Y mientras comprobamos si era cierto o no, nos dejamos tentar por una cerveza fresca y por los cuerpos “danone” que circulaban por la zona. Atrás quedaban los fríos norteños y la lluvia anticipada, ya llegaría el otoño cuando tuviese que llegar…. Y así acababa nuestro gran viaje por la France, cenando en familia, echando unas risas y recordando todos los sitios que habíamos visto en 10 días. Al día siguiente nos quedaban 8 horas de coche y tampoco era cuestión de prolongar mucho la noche. Aunque no fue por falta de ganas. Hacía tiempo que no veía a mi familia y me gustó mucho el reencuentro.

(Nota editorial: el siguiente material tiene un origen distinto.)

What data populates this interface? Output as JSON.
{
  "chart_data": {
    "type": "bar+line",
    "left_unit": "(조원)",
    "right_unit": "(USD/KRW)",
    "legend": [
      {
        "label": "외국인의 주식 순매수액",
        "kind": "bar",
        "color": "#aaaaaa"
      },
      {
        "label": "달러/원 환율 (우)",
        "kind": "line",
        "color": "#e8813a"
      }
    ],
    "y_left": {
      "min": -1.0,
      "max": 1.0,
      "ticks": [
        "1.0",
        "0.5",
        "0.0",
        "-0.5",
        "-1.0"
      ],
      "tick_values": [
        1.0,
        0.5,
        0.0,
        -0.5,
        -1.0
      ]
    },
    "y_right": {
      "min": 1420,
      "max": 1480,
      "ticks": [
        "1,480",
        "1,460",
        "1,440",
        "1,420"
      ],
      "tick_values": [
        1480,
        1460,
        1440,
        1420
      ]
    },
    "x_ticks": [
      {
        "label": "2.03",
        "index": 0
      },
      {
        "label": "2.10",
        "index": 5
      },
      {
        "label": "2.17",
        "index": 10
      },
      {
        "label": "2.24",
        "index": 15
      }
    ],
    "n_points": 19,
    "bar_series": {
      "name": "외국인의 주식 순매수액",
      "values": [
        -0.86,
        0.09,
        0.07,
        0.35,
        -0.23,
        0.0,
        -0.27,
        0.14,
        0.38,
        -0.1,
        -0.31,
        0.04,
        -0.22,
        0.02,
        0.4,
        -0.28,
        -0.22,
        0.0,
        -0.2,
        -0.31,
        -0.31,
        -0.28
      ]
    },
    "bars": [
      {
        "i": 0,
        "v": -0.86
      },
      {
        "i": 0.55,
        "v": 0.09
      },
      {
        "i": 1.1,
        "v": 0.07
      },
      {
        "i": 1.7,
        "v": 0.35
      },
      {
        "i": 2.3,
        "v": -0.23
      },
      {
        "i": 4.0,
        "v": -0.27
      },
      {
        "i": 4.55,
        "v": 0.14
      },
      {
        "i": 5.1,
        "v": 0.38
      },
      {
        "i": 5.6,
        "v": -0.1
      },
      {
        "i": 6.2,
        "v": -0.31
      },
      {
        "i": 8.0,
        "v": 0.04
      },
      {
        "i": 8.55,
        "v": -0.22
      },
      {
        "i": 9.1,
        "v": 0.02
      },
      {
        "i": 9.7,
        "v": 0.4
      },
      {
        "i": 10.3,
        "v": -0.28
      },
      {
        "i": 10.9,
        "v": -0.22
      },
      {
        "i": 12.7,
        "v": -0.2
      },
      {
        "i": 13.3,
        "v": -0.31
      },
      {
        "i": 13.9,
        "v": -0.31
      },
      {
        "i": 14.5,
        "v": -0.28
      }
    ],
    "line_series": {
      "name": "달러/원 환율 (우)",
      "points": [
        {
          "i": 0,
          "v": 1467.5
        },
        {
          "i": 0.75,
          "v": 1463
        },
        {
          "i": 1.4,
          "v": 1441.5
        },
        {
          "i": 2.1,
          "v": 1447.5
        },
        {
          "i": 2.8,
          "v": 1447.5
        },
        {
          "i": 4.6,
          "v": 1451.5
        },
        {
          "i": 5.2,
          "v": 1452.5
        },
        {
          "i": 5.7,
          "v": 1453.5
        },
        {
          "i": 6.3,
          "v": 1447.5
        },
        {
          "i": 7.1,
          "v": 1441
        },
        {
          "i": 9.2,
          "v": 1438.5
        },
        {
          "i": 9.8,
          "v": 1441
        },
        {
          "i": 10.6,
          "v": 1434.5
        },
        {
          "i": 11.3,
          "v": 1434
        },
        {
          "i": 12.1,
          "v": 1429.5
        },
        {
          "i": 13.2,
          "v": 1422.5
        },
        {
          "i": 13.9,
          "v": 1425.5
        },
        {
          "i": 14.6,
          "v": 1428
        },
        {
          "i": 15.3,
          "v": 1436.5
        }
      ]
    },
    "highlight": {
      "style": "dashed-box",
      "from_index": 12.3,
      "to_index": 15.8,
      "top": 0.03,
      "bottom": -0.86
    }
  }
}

Domingo 26: despedida y cierre
Salimos el domingo a las 10 de la mañana y 5 horas más tarde, llegamos a la frontera de la junquera. El plan inicial era parar en Toulouse a medio camino, pero con más de 4000 kilómetros, entre pecho y espalda, lo que queríamos era llegar lo antes posible a casa. Tuvimos suerte de que no padecer ninguna retención. Después de parar en una estación de servicio, tras pasar Gerona, y de encontrarnos con una amiga, seguimos ruta sin salir de la autopista y a las 7 de la tarde, más o menos, llegamos a casa, a Castellón. Así acabó nuestro particular «Tour de France», con aventuras, con muchas imágenes, muchos recuerdos en la mente y con ganas de organizar el siguiente, ¿dónde? ya veremos.. pero seguro que repetimos las 3 ¿verdad chicas?